Gung's answer is excellent, but I want to add an interpretation that I think goes underappreciated.

You wrote out the model as $$ Y = \beta_0 + \beta_1 X_1 + \beta_2 X_2 + \varepsilon $$

You didn't specify this, but presumably $\varepsilon$ is an error term with $\operatorname{\mathbb{E}}\left(\varepsilon\,|\,X\right) = 0$ and $\varepsilon \perp X$. Here you are postulating a particular data-generating process: given $X_1$ and $X_2$, $Y$ is a deterministic function of $X_1$ and $X_2$, plus a random error term. This is what is usually taught in undergrad econometrics class.

Now just for the heck of it, define a function $\mu(x_1, x_2) = \beta_0 + \beta_1 x_1 + \beta_2 x_2$ so that the model can be written as $$ Y = \mu(X_1, X_2) + \varepsilon $$ or, perhaps more precisely, $$ Y\,|\,(X_1 = x_1, X_2 = x_2) = \mu(x_1, x_2) + \varepsilon $$

Remember that we assumed $\operatorname{\mathbb{E}}\left(\varepsilon\,|\,X_1 = x_1, X_2 = x_2\right) = 0$. Taking the hint, let's compute $$ \begin{align} \operatorname{\mathbb{E}}(Y\,|\,X_1 = x_1, X_2 = x_2) &= \operatorname{\mathbb{E}}(\mu(x_1, x_2)) &+& \operatorname{\mathbb{E}}\left(\varepsilon\,|\,X_1 = x_1, X_2 = x_2\right) \\ \operatorname{\mathbb{E}}(Y\,|\,X_1 = x_1, X_2 = x_2) &= \mu(x_1, x_2) &+& 0 \\ \operatorname{\mathbb{E}}(Y\,|\,X_1 = x_1, X_2 = x_2) &= \beta_0 + \beta_1 x_1 + \beta_2 x_2 \end{align} $$

This is powerful stuff: "regression line" is really the expected $Y$ as a function of $X$.

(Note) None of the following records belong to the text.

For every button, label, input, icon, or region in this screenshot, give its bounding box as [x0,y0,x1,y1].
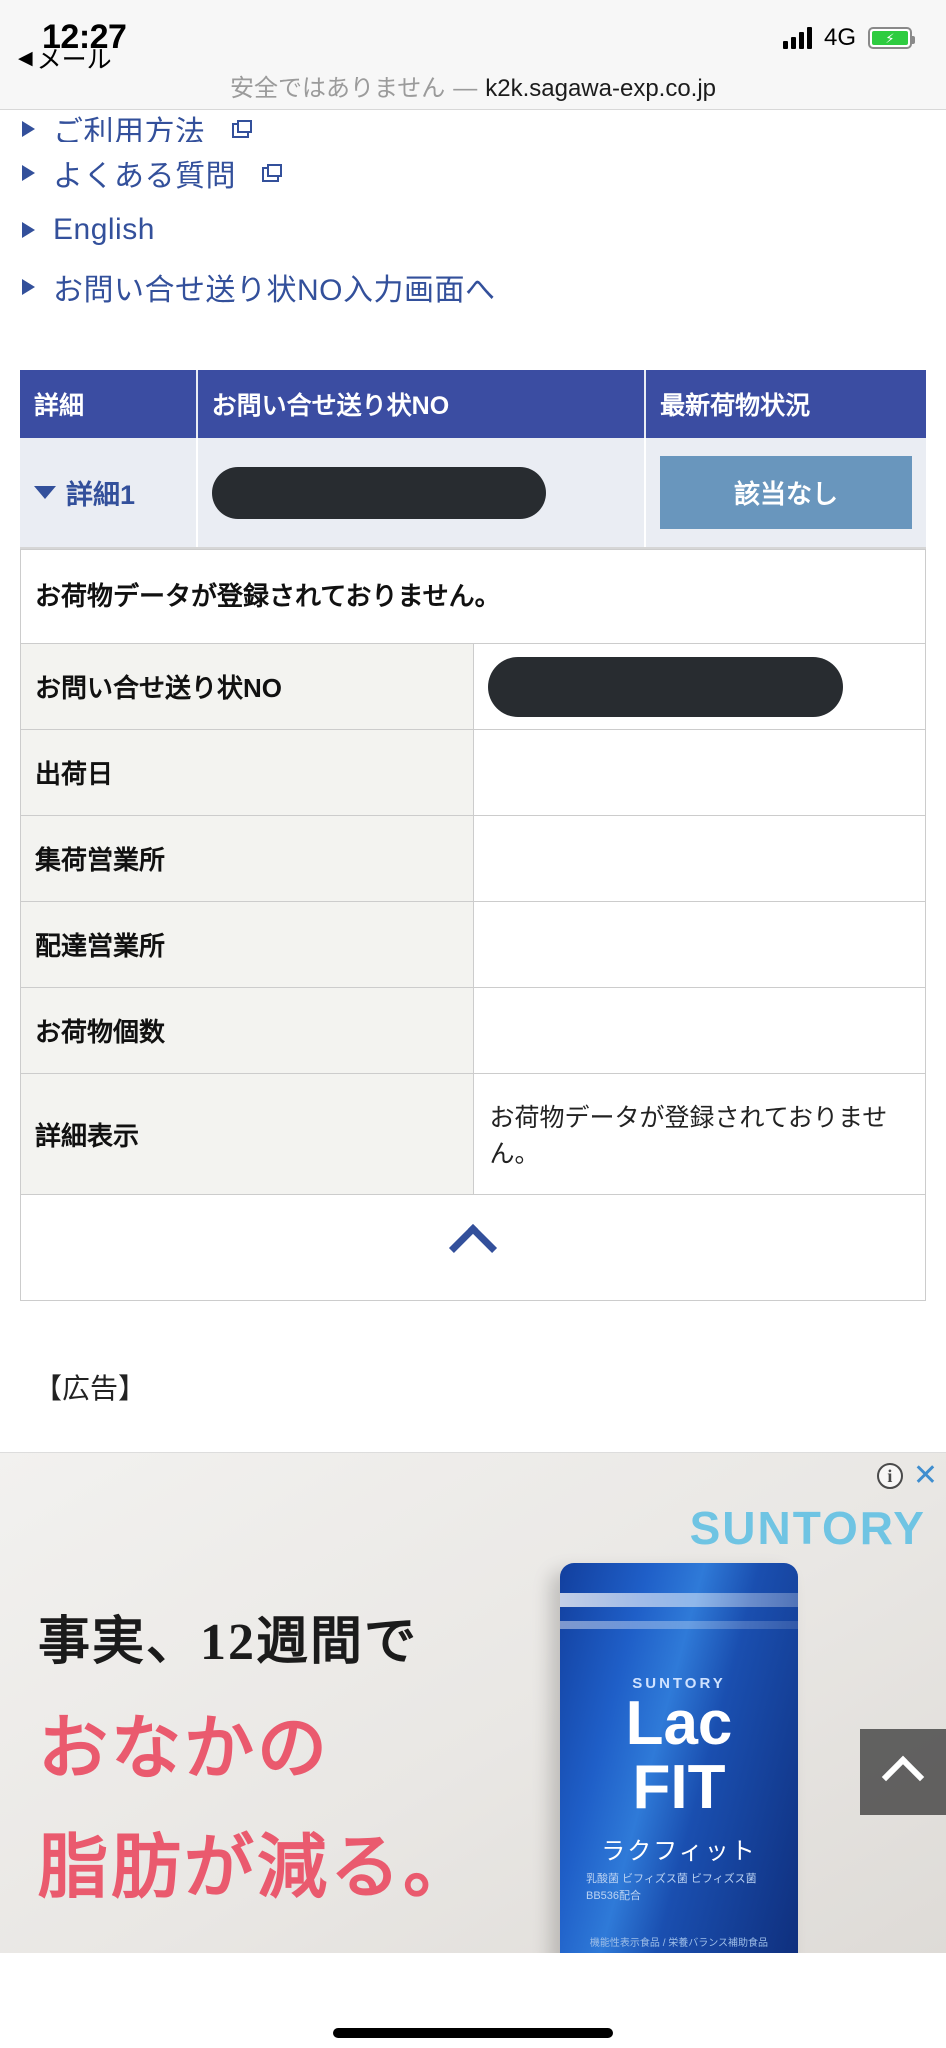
field-label-ship-date: 出荷日 [20,729,474,816]
detail-field-row: お問い合せ送り状NO [20,643,926,730]
pouch-bottom-print: 機能性表示食品 / 栄養バランス補助食品 [589,1938,769,1949]
pouch-product-name-line1: Lac [625,1689,733,1758]
url-display[interactable]: 安全ではありません — k2k.sagawa-exp.co.jp [230,68,716,103]
field-value-detail-display: お荷物データが登録されておりません。 [472,1073,926,1195]
url-separator: — [453,75,478,102]
adchoices-controls[interactable]: i ✕ [876,1461,938,1491]
pouch-seal [560,1593,798,1607]
nav-link-label: ご利用方法 [53,116,206,142]
tracking-number-cell [196,438,647,549]
back-to-mail-label: メール [36,46,112,74]
tracking-table-wrapper: 詳細 お問い合せ送り状NO 最新荷物状況 詳細1 該当なし [20,370,926,549]
signal-bars-icon [782,27,812,49]
column-header-status: 最新荷物状況 [645,370,926,438]
chevron-up-icon [881,1755,925,1799]
pouch-fine-print: 乳酸菌 ビフィズス菌 ビフィズス菌 BB536配合 [586,1873,757,1902]
field-label-tracking-number: お問い合せ送り状NO [20,643,474,730]
external-link-icon [231,120,252,138]
detail-field-row: 配達営業所 [20,901,926,988]
field-label-detail-display: 詳細表示 [20,1073,474,1195]
field-value-delivery-office [472,901,926,988]
column-header-detail: 詳細 [20,370,198,438]
ad-copy-line-1: 事実、12週間で [38,1614,419,1671]
bullet-triangle-icon [22,279,35,295]
page-content: ご利用方法 よくある質問 English お問い合せ送り状NO入力画面へ 詳細 … [0,110,946,1953]
detail-notice-text: お荷物データが登録されておりません。 [20,549,926,644]
detail-toggle-link[interactable]: 詳細1 [34,473,182,512]
scroll-to-top-button[interactable] [860,1729,946,1815]
bullet-triangle-icon [22,222,35,238]
field-label-package-count: お荷物個数 [20,987,474,1074]
advertisement-creative[interactable]: i ✕ SUNTORY 事実、12週間で おなかの 脂肪が減る。 SUNTORY… [0,1453,946,1953]
bullet-triangle-icon [22,165,35,181]
ad-copy-line-2: おなかの [38,1711,330,1788]
info-icon[interactable]: i [876,1463,903,1489]
tracking-number-redaction [211,466,547,519]
close-icon[interactable]: ✕ [913,1461,938,1491]
detail-field-row: 出荷日 [20,729,926,816]
nav-link-faq[interactable]: よくある質問 [0,142,946,204]
chevron-down-icon [34,486,56,499]
advertisement-banner[interactable]: i ✕ SUNTORY 事実、12週間で おなかの 脂肪が減る。 SUNTORY… [0,1452,946,1953]
insecure-warning-label: 安全ではありません [229,75,446,102]
nav-link-label: よくある質問 [53,160,236,193]
status-bar-indicators: 4G ⚡ [782,24,915,52]
pouch-seal-secondary [560,1621,798,1629]
field-value-package-count [472,987,926,1074]
status-cell: 該当なし [645,438,926,549]
pouch-product-name-kana: ラクフィット [601,1838,757,1865]
field-value-ship-date [472,729,926,816]
nav-link-usage[interactable]: ご利用方法 [0,116,946,142]
detail-toggle-label: 詳細1 [66,480,136,510]
field-label-pickup-office: 集荷営業所 [20,815,474,902]
advertisement-copy: 事実、12週間で おなかの 脂肪が減る。 [38,1599,476,1912]
ad-copy-line-3: 脂肪が減る。 [38,1830,476,1907]
detail-field-row: 詳細表示 お荷物データが登録されておりません。 [20,1073,926,1195]
external-link-icon [262,164,282,182]
bullet-triangle-icon [22,121,35,137]
table-row: 詳細1 該当なし [20,438,926,549]
battery-charging-icon: ⚡ [868,27,915,49]
home-indicator [333,2028,613,2038]
url-text: k2k.sagawa-exp.co.jp [485,75,717,102]
status-badge: 該当なし [660,456,912,529]
browser-address-bar[interactable]: ◀ メール 安全ではありません — k2k.sagawa-exp.co.jp [0,46,946,110]
detail-panel: お荷物データが登録されておりません。 お問い合せ送り状NO 出荷日 集荷営業所 … [20,549,926,1301]
advertisement-section-label: 【広告】 [34,1373,147,1404]
detail-notice-row: お荷物データが登録されておりません。 [20,549,926,644]
back-arrow-icon: ◀ [18,47,33,69]
detail-collapse-row[interactable] [20,1194,926,1301]
tracking-table: 詳細 お問い合せ送り状NO 最新荷物状況 詳細1 該当なし [20,370,926,549]
field-label-delivery-office: 配達営業所 [20,901,474,988]
nav-link-english[interactable]: English [0,204,946,256]
pouch-product-name-line2: FIT [632,1753,726,1822]
collapse-detail-button[interactable] [20,1194,926,1301]
product-pouch-image: SUNTORY Lac FIT ラクフィット 乳酸菌 ビフィズス菌 ビフィズス菌… [560,1563,798,1953]
nav-link-tracking-input[interactable]: お問い合せ送り状NO入力画面へ [0,256,946,318]
detail-field-row: 集荷営業所 [20,815,926,902]
tracking-number-redaction [487,656,844,717]
nav-link-list: ご利用方法 よくある質問 English お問い合せ送り状NO入力画面へ [0,110,946,318]
column-header-tracking-number: お問い合せ送り状NO [196,370,647,438]
nav-link-label: お問い合せ送り状NO入力画面へ [53,274,496,307]
table-header-row: 詳細 お問い合せ送り状NO 最新荷物状況 [20,370,926,438]
nav-link-label: English [53,213,155,246]
suntory-logo: SUNTORY [689,1502,926,1554]
detail-table: お荷物データが登録されておりません。 お問い合せ送り状NO 出荷日 集荷営業所 … [20,549,926,1301]
field-value-tracking-number [472,643,926,730]
network-type-label: 4G [823,24,856,51]
detail-toggle-cell[interactable]: 詳細1 [20,438,198,549]
ios-status-bar: 12:27 4G ⚡ [0,0,946,62]
chevron-up-icon [448,1223,498,1273]
detail-field-row: お荷物個数 [20,987,926,1074]
field-value-pickup-office [472,815,926,902]
back-to-mail-button[interactable]: ◀ メール [18,40,112,76]
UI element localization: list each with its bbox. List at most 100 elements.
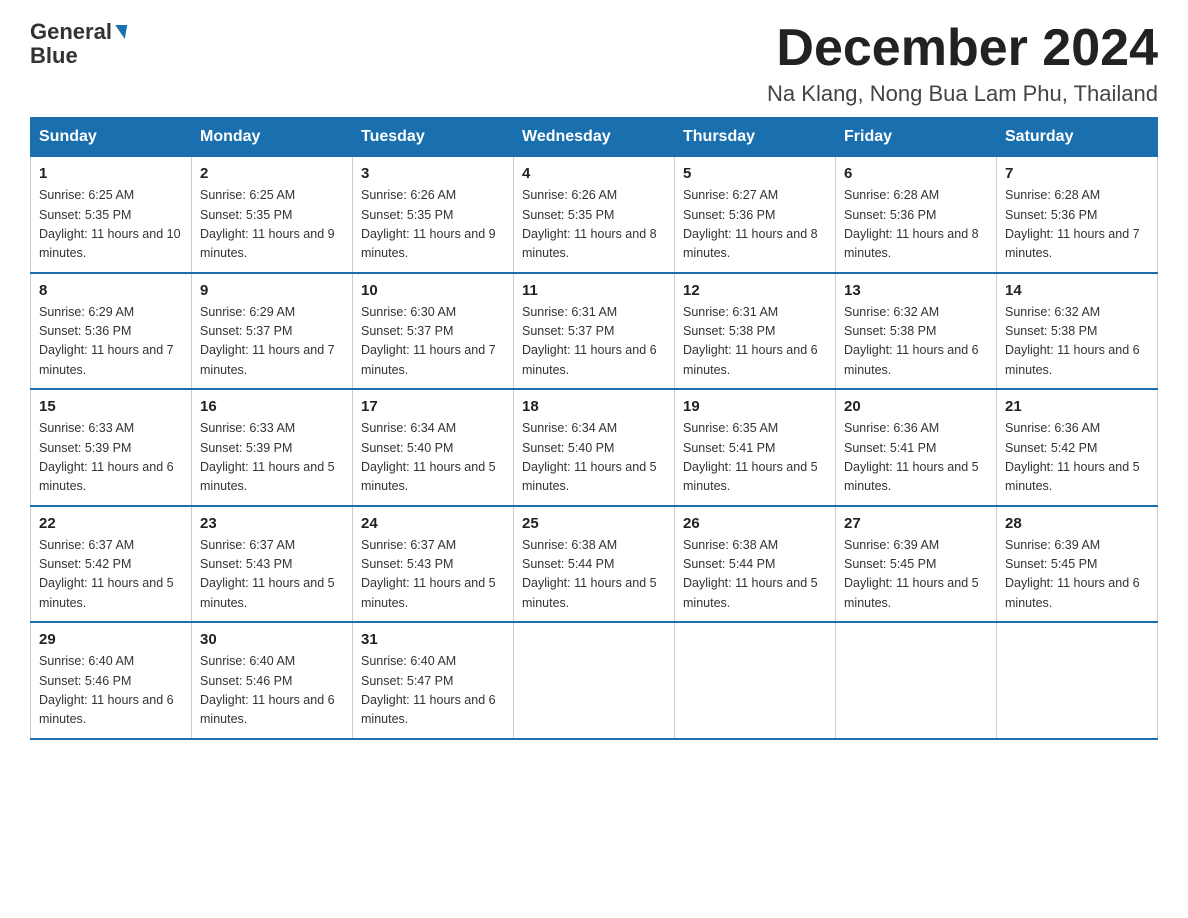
day-info: Sunrise: 6:37 AM Sunset: 5:42 PM Dayligh… xyxy=(39,536,183,614)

You asked what it means if $\beta_1 = 0$. In this interpretation, it means that the expectation of $Y$ does not depend on $X_1$. That is, $$\begin{align} \operatorname{\mathbb{E}}(Y\,|\,X_1 = x_1, X_2 = x_2) &= \beta_0 &+ 0 \cdot x_1 &+ \beta_2 x_2 \\ \operatorname{\mathbb{E}}(Y\,|\,X_1 = x_1, X_2 = x_2) &= \beta_0 &&+ \beta_2 x_2 \end{align}$$

In other words, $\beta_1 = 0$ means $X_1$ does not belong in the model. The slope of the regression line (i.e. the "conditional expectation line") is 0 with respect to $X_1$. Compare: $z = 2x + 2y$ and $z = 0x + 2y$

Now remember our second assumption that $\varepsilon \perp X$. From this we can conclude that in fact $Y \perp X_1$. We have already established that changing the value of $X_1$ has no effect on $\mu$, the average $Y$ given $X_1$ and $X_2$, but if $\varepsilon \perp X_1$ as well, then there's just nowhere else for $X_1$ to enter the data generating process. It doesn't affect the average $Y$ and it doesn't effect the variation of $Y$ around its average, so it just doesn't affect $Y$ at all.

Empirically, this means that any value we estimate for $\beta_1$, which we usually denote $\hat \beta_1$, should be close to zero. If we use OLS to fit the model, we know that $\operatorname{\mathbb{E}}(\hat \beta_1) = \beta_1 = 0$ and $\hat \beta_1 \xrightarrow[]{n \to \infty} \beta_1$. So the expectation of $\hat \beta_1$ will be zero, and $\hat \beta_1$ will approach zero as the sample grows.